5. After drying for the appropriate time, turn the hair dryer off before moving to the next section. The goal of this curly hair styling technique is to avoid blowing curls around and thus the blow dryer must be turned off before drying another section. The hair does not have to be cool before moving the diffuser/dryer to the next section of curls.
Use a low, medium or cool heat since using a high or hot heat may damage or burn tender scalps.
Note: For even tighter curls, after you've scrunched with the diffuser you can wrap the newly dried curls around your fingers pinning them into place against the scalp to finish air drying. Or you can use clips or Curl Formers if you prefer for a great curl set.
If frizz is a problem with this method it can be that the hair is dried past 75% or that the heat is too hot or the blow dryer speed it too fast. Experiment until you find the best series of steps for your own hair type and texture.

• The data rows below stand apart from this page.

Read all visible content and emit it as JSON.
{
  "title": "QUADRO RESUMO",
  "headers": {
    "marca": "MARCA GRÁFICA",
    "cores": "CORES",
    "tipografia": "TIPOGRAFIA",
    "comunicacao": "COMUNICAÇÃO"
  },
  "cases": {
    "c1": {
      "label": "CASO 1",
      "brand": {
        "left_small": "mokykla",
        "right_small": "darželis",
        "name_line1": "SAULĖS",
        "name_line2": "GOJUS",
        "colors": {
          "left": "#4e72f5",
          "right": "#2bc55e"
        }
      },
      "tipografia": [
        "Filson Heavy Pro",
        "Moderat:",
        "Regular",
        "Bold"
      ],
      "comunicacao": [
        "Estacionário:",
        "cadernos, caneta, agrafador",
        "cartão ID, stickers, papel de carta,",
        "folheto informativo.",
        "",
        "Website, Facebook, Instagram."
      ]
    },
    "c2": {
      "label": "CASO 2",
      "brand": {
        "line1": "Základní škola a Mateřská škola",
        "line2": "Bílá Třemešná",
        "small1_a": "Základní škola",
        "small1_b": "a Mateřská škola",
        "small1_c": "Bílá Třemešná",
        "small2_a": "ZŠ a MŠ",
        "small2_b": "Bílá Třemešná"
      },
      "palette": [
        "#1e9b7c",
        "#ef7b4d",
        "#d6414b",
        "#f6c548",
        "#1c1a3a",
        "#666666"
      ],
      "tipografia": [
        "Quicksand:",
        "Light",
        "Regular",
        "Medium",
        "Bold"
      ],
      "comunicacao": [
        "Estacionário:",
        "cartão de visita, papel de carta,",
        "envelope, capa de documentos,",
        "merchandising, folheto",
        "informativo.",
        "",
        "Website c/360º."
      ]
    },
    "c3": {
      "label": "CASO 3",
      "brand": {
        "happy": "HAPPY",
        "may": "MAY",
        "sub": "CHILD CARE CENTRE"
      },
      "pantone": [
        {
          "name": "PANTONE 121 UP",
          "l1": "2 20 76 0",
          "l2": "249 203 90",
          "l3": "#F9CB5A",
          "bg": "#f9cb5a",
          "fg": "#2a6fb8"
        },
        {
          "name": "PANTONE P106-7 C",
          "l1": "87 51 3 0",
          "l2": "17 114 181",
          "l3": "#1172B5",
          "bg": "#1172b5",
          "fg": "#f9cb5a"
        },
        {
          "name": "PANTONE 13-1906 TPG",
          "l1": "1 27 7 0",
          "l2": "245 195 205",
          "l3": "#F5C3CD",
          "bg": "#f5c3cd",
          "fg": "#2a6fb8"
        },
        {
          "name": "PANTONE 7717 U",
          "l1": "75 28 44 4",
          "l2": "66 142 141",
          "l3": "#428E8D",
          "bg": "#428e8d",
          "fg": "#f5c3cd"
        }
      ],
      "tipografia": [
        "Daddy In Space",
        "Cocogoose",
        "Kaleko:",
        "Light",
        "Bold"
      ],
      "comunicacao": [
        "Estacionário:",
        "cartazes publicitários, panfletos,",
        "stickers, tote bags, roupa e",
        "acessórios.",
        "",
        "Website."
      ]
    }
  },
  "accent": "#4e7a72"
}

Some naturally curly haired people who love this method also refer to this technique as long finger diffused plopping, Others refer to it reversed plopping or tightly curled heat scrunching. The goal is to develop evenly placed tight frizz-free volume enhanced curls throughout the scalp and head.
This method is very good for curly hair styling on sections of the hair which tend to develop uneven curl patterns. While it's possible to do this type of diffused scrunching throughout the entire head, it will take a lot of time and some people only use this method on isolated problem curl areas. Some find this is best as a spot styling option.
Many naturally curly folks find that using a long finger diffuser with a negative ion hair dryer base will help create gorgeous coils without frizz.
Also, this method can help slow down natural curl shrinkage and help individual curl formations to literally pop from the pack. It's a great option.